Much like caring for a toddler, my ideas are to keep him confined and occupied. Have a place in the venue that you know will be a magnet for him (and then stay away from there). Conversely, set aside a place that’s off-limits to him or that he doesn’t know about, where you can go and breathe deep/scream into a pillow. Come up with some job for him to focus on. Keep him busy. Keep him away.
And loop in your friends. I know you would hate to impose him on anyone else, but your friends love you and want to help you. Have an unfortunate but beloved (and much-thanked) friend keep him engaged. Create a code word or signal that means “someone change the topic” or “get this man the f*ck away from me goddammit.”
This problem hit close to home for some of the APW team, so they wanted to chime in. Maddie offers:
One of the first things I’ll tell you is what we tell so many people on this site: your family isn’t going to stop being who they are just because you’re having a wedding. I can see clearly from your letter that you’re not going to expect this guy to change for your wedding. But he’s going to have SOME kind of impact on your wedding, even if it’s just being obnoxious at the rehearsal the day before. So if you can find a way to accept the reality that he will likely color this event in some way—and start emotionally preparing yourself for it now (vs. trying to figure out how to avoid it altogether)—I think you’re going to end up in a better spot once the wedding rolls around.
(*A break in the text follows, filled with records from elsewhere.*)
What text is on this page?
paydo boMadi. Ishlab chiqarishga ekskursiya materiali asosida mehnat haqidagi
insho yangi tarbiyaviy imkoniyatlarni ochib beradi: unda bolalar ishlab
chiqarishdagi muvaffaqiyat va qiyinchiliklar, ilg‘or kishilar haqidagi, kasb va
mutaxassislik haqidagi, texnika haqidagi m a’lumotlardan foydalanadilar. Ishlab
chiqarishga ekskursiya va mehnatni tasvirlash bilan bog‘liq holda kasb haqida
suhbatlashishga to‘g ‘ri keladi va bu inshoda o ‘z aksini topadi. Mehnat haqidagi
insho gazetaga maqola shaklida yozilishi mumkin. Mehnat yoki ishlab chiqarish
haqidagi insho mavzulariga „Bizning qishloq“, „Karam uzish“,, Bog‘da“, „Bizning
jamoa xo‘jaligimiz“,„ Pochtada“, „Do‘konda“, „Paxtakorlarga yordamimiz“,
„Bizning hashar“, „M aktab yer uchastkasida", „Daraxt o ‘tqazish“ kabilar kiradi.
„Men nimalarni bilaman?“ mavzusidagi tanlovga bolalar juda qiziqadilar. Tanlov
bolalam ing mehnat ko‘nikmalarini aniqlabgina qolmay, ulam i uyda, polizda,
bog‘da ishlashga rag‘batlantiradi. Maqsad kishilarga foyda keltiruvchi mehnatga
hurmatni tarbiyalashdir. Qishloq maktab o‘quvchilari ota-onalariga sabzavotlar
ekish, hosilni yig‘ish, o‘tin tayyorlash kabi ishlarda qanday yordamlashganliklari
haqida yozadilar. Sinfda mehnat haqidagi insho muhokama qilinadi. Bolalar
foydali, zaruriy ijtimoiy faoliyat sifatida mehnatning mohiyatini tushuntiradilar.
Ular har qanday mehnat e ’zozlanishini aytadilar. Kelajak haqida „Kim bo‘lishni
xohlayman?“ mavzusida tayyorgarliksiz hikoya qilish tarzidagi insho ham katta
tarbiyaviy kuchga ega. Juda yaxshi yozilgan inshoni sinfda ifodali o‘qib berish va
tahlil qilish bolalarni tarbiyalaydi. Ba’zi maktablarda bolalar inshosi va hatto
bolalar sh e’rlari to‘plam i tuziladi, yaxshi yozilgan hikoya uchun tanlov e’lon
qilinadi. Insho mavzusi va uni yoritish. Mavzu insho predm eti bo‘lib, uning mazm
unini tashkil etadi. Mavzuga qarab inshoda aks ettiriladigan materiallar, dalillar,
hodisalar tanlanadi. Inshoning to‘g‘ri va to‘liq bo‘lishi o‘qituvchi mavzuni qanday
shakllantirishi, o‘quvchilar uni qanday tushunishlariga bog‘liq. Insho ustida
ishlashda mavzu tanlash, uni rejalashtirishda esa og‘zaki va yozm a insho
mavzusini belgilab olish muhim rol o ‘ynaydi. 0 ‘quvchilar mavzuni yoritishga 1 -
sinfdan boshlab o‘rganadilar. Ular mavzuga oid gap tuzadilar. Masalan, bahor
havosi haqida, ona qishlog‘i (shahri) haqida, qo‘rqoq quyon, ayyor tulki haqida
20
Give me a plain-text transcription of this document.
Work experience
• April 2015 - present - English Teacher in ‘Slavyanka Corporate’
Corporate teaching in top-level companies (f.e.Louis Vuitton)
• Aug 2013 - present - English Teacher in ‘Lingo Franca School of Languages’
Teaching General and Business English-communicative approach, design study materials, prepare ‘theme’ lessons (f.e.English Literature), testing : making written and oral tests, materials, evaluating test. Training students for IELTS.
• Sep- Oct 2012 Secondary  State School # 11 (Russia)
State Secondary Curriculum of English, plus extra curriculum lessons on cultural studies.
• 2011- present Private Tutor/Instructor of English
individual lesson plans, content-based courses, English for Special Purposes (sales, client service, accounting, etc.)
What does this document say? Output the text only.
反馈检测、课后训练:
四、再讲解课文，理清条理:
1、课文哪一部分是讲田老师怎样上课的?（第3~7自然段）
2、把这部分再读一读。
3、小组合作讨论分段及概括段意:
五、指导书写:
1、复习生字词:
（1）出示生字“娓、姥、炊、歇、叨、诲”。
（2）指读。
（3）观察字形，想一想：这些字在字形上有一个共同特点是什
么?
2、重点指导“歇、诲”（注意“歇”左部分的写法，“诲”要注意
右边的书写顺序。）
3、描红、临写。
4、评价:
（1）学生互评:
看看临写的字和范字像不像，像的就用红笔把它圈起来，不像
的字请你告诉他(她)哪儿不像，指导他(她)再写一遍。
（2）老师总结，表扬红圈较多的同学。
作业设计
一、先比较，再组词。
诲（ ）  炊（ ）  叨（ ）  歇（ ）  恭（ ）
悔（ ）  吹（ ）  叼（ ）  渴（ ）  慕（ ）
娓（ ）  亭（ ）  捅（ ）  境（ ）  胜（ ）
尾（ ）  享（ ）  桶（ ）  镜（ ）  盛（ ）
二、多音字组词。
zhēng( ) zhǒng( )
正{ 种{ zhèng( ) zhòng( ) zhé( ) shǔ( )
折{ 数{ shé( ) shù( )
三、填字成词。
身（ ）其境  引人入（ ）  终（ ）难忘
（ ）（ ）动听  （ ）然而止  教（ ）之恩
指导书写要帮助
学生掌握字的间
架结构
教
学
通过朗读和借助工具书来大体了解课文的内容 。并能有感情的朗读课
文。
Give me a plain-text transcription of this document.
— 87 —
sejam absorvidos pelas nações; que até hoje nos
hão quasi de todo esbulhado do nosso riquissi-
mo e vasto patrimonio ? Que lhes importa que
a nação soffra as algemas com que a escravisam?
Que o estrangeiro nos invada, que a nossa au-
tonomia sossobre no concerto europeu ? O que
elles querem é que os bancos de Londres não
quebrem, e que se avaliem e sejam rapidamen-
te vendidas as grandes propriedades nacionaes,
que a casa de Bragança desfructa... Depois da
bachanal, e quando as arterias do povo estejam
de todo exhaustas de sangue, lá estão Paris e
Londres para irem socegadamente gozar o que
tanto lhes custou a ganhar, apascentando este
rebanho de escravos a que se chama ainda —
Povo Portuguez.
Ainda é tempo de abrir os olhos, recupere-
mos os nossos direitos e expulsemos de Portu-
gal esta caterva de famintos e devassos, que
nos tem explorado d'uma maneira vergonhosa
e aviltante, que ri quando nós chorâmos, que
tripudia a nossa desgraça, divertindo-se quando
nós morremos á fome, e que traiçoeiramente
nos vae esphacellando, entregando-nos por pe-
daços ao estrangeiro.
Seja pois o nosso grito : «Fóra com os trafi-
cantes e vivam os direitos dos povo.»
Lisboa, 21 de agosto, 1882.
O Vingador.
That said, I’m not suggesting you should just lay back and accept this guy’s shitty presence at your wedding without some measures of protection. I know you mentioned you’re having an intimate wedding, but I do find that bigger crowds tend to drown out dudes like this. (We had one at our wedding, but our guest list was so big I didn’t even notice he was there.) If you can’t expand your guest list, I’d let your best emotional bodyguards know what’s going on and see if they’d be willing to be a buffer between you and him for the weekend. I’d also work at creating some physical space between yourself and your mom and her new husband. Maybe don’t stay at the same hotel as them (if you’re staying in a hotel). Lean into the seating chart and put him as far away from you as possible. (If they have to be at the same table, then at least on the other SIDE of the table.)
Hugs to you. Families are hard, grief is harder, and sometimes the only way to protect yourself is by leaning into those truths instead of trying to fight them.
Honestly, at first, I was not sure that I am qualified to help answer this question. Having no living family means very little experience negotiating these things for myself—BUT the silver lining is lots of understanding that getting married without a beloved parent’s presence is really freaking hard. So I just want to send you LOVE, letter-writer. The thoughtful and self-aware way you have considered this question sounds to me like you’ve done a ton of work on yourself, your grief, your relationship with your mom, and so on—that’s amazing and I salute you. It’s also totally okay if your wedding ends up feeling like an emotional backslide, and it’s equally okay if you end up barely thinking about your dad or this guy because you’re too busy getting married. (I’ve definitely missed my mom way more on a random Tuesday than I did on my wedding because, uhh, I was really busy.) Weddings are complicated and emotional and unpredictable, and all the emotional responses they bring up are valid. That said, take Maddie’s advice. Create some physical space and some emotional space (prep a friend who can make small talk with anyone and another friend who will guard your boundaries like a bulldog), and then let the overall good vibes of your most beloved people dilute his bad ones.
I know this is the last person you want near you on an important day. But hopefully leaning on all the good people around you will help you to drown out the bad (since actually drowning him isn’t an option).